With FHA stepping up to the plate recently, people are beginning to question whether they are ready to take on such a responsibility. In this current liquidity crisis, if you have less than a 20% down payment your options become quite limited. There aren’t many private investors willing to touch these loans, and Fannie and Freddie couldn’t even help you if they wanted to. That leaves many home owners with the only option of FHA loans and it is expected to be the growing trend as credit continues to tighten.

Bloomberg estimates that by the end of this year, “FHA will guarantee 3 in 10 U.S. borrowers, many of whom have bad credit or loans that required no verification of income.” In addition, Congress wants FHA to do even more. In the past week, the Hope for Homeowners program authorized the agency to guarantee an additional $300 billion worth of struggling mortgages. But with FHA employing less than a thousand people nationwide, FHA is letting Congress know it needs upgraded technology and at least 150 workers immediately.

FHA Faces More Problems than Budgeting Issues

The real question is whether FHA is ready for the wave of loans coming its way.  With subprime and Alt-A borrowers out of options, many are back to renting or worse; but some are finding ways to slip by. With FHA now one of the only options available, the real worry is that the agency might begin mirroring some of these problematic companies getting bailed out today.  So the plausible question that arises in the midst of these breaking headlines is, will there be an ‘FHA Bailout’ in the future?

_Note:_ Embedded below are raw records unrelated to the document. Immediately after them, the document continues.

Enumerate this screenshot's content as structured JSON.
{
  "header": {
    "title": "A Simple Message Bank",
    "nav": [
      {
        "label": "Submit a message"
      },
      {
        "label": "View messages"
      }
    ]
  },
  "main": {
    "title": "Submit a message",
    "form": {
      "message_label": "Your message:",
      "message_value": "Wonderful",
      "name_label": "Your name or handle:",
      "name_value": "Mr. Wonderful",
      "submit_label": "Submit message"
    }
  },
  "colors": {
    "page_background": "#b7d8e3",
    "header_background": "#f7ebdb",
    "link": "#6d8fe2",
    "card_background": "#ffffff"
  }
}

During the housing boom, FHA sat quietly on the sidelines as private investors and exotic banks offered much more attractive loan options. But with those options gone today, people are looking at FHA as the new all-star in town.  Sure, they bumped up the required 3% down payment to 3.5% and planned to eliminate their Down Payment Assistance program. But is it enough? And with mortgage brokers and loan officers calling FHA the “main game in town”, one can’t help but wonder if FHA is ready for all this attention.

If FHA is planning on taking on riskier loans and more responsibility, they’ll need that $65 million from Congress to acquire the proper risk-management assessment tools and personnel. But monetary budgets aside, FHA will also need to revaluate its business model before it becomes a dumping ground for the loans cast away by this housing market.